4. La composición inmunogénica de las reivindicaciones 1-3, en la que el antígeno proteico o el equivalente inmunológicamente funcional del mismo se selecciona del grupo: neumolisina, PspA o variantes de deleción transmembrana de la misma, PspC o variantes de deleción transmembrana de la misma, PsaA o variantes de deleción transmembrana de la misma, gliceraldehído-3-fosfato deshidrogenasa, y CbpA o variantes de deleción transmembrana de la misma.

5. La composición inmunogénica de las reivindicaciones 1-4, en la que el antígeno polisacárido se presenta en la forma de un conjugado polisacárido-vehículo proteico.

6. La composición inmunogénica de la reivindicación 5, en la que la proteína vehículo se selecciona del grupo constituido por: toxoide de Difteria, toxoide del Tetanos, CRM197, Hemocianina de lapa (KLH), proteína derivada de Tuberculina (PPD) y proteína D de H. influenzae.

7. La composición inmunogénica como la reivindicada en cualquiera de las reivindicaciones 1 a 6, en la que la vacuna comprende al menos cuatro antígenos polisacáridos de neumococo de diferentes serotipos.

8. La composición inmunogénica como la reivindicada en cualquiera de las reivindicaciones 1 a 7, en la que el adyuvante comprende un adyuvante vehículo seleccionado del grupo constituido por: una emulsión de aceite en agua, liposomas y una sal de aluminio.
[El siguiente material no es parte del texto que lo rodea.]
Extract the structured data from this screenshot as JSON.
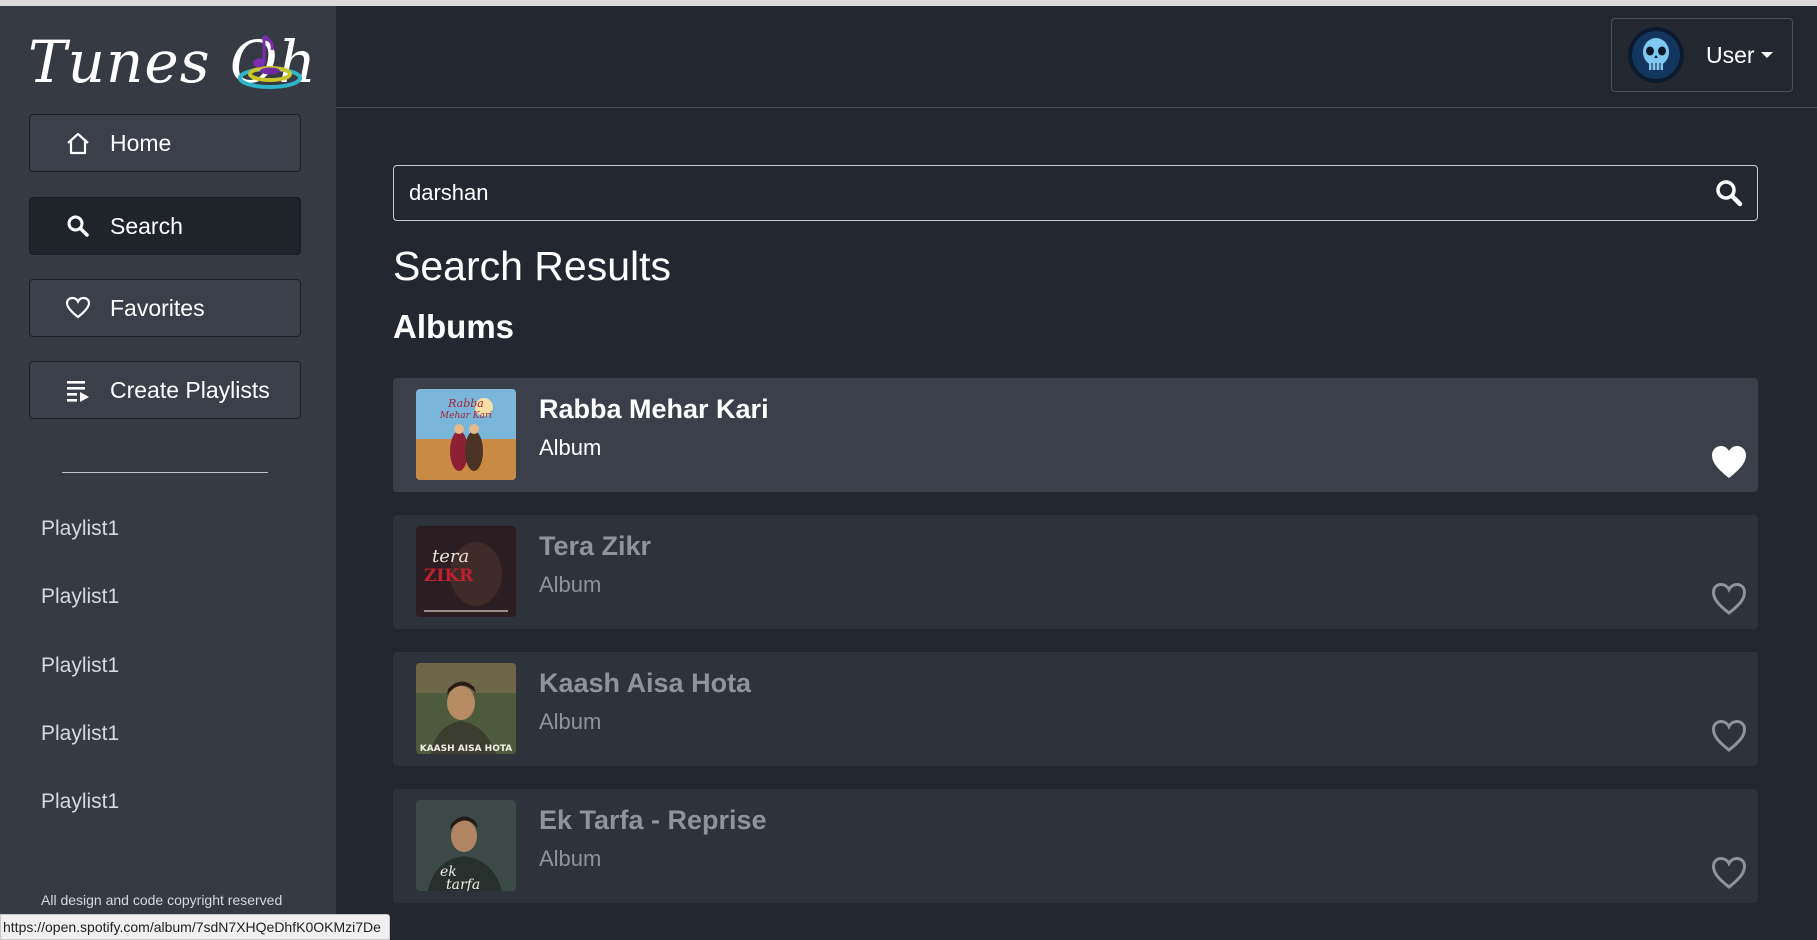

9. La composición inmunogénica como la reivindicada en cualquiera de las reivindicaciones 1 a 8 para uso como un medicamento.

10. Una vacuna que comprende la composición inmunogénica de las reivindicaciones 1-8.

11. El uso de un antígeno polisacárido de neumococo mezclado con un antígeno proteico de Streptococcus pneumoniae, y un adyuvante inductor de TH1 que comprende al menos uno de los siguientes: Monofosforil lípido A o un derivado del mismo, un inmunoestimulante saponina, o un oligonucleótido CpGI inmunoestimulante, en la fabricación de un medicamento para la prevención de neumonía en pacientes con más de 55 años de edad.

12. El uso de un antígeno polisacárido de neumococo mezclado con un antígeno proteico de Streptococcus pneumoniae, y un adyuvante inductor de TH1 que comprende al menos uno de los siguientes: Monofosforil lípido A o un derivado del mismo, un inmunoestimulante saponina, o un oligonucleótido CpG inmunoestimulante, en la fabricación de un medicamento para la prevención o alivio de la otitis media en infantes.

13. Un procedimiento para fabricar la composición inmunogénica de las reivindicaciones 1-9, que comprende las etapas de:

Seleccionar uno o más antígeno(s) polisacárido(s) de neumococo;

Seleccionar uno o más antígeno(s) proteico(s) de neumococo;

Seleccionar un adyuvante inductor de TH1 que comprende al menos uno de los siguientes: Monofosforil lípido A o un derivado del mismo, un inmunoestimulante saponina, o un oligonucleótido CpG inmunoestimulante; y mezclar dichos antígenos polisacárido y proteico y adyuvante con un excipiente adecuado.

14. La composición inmunogénica como la reivindicada en cualquiera de las reivindicaciones 1 a 9, la vacuna de la reivindicación 10, el uso de las reivindicaciones 11 ó 12, o el procedimiento de la reivindicación 13, en la que el adyuvante inductor de TH1 comprende 3D-MPL.